While that person may be able to give your child financial stability, however, don't expect that they'll be able to fill the role of guardian as well. You may have some idea of who is close enough to you -- both personally and geographically -- to take care of your children, but preparing a will offers the opportunity to ask tough questions before it is too late. Does that guardian's ideologies and parenting philosophy line up with yours? Do they have the time and money to raise a child in your absence?
"Think carefully about who will provide your children with a loving, stable home," Kibler says. "If you are raising children with a partner or share custody with someone else, you should have a serious conversation about who you want as a guardian in case something happens to both of you."
You should also have a conversation with that potential guardian to make sure they are on board with it. An adult child may not be mature enough to handles those duties. Grandparents, meanwhile, may not be in adequate health to take on the task. Also, consider hiring an attorney to look into whether or not the guardian you've selected will pass muster and that your will is legal and valid.

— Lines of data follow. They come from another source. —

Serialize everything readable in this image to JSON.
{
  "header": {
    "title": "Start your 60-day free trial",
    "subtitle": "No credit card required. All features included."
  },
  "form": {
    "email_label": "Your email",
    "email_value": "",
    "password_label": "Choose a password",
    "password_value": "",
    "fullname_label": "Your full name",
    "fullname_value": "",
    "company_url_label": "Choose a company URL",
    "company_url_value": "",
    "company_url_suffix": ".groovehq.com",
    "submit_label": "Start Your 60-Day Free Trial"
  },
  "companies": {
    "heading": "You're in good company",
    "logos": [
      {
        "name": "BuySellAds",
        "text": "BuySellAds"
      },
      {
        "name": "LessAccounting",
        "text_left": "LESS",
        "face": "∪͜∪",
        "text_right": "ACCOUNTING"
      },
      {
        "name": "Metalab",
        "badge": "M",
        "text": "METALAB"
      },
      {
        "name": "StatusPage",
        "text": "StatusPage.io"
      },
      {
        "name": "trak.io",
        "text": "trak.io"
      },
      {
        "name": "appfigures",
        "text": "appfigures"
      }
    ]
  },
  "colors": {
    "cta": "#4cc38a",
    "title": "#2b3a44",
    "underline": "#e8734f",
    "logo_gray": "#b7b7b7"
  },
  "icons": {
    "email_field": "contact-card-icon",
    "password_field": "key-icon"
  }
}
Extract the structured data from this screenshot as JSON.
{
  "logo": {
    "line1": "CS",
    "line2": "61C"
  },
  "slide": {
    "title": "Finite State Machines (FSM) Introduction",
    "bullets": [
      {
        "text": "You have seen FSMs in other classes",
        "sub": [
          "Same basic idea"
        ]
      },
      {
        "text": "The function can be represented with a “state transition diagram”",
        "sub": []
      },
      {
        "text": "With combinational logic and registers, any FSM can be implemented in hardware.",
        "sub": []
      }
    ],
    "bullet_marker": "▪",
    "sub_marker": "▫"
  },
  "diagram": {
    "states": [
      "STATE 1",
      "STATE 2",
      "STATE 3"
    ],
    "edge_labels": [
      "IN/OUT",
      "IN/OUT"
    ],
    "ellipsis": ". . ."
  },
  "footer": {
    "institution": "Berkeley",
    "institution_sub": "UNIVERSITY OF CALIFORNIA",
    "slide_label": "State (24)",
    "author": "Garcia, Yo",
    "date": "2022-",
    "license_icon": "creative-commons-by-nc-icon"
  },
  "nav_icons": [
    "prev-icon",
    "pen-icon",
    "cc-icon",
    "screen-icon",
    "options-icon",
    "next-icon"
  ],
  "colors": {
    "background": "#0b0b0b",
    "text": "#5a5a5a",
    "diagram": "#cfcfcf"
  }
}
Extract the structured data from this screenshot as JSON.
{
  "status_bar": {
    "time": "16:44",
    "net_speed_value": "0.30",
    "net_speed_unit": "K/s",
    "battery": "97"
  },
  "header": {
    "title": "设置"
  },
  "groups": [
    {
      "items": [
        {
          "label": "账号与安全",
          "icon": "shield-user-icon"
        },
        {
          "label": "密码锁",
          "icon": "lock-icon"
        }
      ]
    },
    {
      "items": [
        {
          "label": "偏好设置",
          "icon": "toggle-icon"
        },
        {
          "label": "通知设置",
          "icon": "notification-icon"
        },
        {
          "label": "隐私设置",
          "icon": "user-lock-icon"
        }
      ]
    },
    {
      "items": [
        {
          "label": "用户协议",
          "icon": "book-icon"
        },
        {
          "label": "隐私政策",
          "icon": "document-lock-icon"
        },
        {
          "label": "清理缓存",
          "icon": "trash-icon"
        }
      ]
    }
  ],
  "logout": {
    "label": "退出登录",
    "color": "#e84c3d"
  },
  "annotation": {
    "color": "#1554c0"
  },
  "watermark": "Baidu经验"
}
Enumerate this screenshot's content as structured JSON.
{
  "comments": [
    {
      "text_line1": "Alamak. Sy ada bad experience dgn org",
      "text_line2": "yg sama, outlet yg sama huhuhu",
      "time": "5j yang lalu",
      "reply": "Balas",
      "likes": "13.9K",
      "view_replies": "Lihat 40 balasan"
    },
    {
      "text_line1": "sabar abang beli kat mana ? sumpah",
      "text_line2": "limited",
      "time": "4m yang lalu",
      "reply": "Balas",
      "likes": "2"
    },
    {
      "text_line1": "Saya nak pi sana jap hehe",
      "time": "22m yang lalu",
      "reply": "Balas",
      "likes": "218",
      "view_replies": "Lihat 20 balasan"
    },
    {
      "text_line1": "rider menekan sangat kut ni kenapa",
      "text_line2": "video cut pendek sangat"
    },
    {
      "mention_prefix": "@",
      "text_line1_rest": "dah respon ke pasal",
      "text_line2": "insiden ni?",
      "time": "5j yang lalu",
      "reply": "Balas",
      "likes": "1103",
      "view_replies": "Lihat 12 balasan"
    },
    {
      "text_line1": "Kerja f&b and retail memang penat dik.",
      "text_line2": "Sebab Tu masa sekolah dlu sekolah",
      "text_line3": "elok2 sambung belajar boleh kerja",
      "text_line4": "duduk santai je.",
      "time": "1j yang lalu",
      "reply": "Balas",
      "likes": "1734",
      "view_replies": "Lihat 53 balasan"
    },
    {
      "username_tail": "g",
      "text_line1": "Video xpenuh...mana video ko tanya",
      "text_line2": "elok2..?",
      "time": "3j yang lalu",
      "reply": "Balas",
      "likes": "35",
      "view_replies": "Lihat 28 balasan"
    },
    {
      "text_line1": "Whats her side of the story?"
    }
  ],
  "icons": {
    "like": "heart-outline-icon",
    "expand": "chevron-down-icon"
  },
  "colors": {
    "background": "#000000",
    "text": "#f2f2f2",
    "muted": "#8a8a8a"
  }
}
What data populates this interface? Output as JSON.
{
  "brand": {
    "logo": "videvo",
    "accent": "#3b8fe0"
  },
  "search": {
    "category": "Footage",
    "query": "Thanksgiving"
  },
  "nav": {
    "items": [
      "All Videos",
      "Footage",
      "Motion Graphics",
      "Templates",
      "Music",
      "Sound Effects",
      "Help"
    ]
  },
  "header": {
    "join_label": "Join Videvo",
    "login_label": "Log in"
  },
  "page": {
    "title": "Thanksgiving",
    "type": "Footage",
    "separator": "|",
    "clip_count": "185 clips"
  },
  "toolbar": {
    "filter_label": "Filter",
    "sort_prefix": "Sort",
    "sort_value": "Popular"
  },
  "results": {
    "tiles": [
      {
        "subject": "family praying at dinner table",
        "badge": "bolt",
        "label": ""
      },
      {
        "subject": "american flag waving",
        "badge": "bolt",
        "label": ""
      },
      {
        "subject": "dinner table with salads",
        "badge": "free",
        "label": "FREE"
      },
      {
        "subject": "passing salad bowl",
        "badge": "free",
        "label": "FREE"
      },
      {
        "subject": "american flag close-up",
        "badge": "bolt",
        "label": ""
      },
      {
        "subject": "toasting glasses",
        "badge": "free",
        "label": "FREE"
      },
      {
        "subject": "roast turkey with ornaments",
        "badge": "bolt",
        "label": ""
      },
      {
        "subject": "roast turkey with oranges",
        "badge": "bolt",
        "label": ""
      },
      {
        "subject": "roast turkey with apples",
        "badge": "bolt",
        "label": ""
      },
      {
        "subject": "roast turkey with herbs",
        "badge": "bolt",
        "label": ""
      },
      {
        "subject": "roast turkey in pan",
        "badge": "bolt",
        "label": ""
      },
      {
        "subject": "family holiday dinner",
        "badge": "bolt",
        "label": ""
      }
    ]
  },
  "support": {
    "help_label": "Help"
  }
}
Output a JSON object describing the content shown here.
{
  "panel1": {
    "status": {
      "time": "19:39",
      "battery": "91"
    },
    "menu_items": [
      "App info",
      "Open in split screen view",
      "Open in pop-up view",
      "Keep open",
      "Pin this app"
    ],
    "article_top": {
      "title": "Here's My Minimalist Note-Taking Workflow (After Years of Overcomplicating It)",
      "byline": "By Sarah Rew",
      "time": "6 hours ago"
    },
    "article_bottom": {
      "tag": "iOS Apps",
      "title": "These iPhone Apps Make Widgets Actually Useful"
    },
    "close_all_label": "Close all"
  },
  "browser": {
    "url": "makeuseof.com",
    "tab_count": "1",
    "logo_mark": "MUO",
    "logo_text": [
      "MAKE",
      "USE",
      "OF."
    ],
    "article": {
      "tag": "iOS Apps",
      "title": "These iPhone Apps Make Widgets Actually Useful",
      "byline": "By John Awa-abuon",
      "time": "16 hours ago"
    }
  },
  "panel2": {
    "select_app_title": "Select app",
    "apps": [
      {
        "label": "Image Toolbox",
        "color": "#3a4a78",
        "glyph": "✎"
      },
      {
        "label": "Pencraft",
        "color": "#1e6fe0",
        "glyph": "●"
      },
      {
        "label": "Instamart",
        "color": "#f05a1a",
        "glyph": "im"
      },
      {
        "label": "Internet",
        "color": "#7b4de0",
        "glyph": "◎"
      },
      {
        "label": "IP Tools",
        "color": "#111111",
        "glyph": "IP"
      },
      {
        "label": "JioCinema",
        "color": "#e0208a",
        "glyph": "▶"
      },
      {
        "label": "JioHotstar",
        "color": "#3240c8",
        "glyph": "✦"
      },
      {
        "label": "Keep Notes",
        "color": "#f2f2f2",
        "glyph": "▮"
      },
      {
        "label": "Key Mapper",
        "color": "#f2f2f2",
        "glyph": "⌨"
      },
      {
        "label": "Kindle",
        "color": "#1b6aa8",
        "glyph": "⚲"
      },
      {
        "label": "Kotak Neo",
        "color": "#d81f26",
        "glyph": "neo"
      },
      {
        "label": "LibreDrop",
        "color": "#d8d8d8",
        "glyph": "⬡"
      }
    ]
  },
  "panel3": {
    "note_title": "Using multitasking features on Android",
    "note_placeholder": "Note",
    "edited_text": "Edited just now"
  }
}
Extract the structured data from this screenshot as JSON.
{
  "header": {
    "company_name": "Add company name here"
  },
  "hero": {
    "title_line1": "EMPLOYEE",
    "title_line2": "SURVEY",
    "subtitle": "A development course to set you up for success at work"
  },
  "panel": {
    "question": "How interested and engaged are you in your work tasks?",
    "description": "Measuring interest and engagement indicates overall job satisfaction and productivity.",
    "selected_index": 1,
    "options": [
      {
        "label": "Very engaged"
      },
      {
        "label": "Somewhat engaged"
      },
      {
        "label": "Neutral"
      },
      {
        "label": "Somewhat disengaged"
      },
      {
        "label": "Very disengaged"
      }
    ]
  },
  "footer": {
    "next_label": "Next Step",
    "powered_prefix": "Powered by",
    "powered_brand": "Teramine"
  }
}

Finally, if you've named a guardian in your will, Kibler notes that enclosing a detailed letter of instruction to that guardian will help on many levels. By spelling out your children's medical history , special dietary needs, items of emotional significance (photographs, blankets, toys, etc.) and updating it each year, you can provide some final comfort for both your children and the person you've appointed to watch over them.
"The guardian will be grieving your loss as well, and may or may not already be particularly close to your children," she says. "Your letter might include advice for helping your children cope with their grief."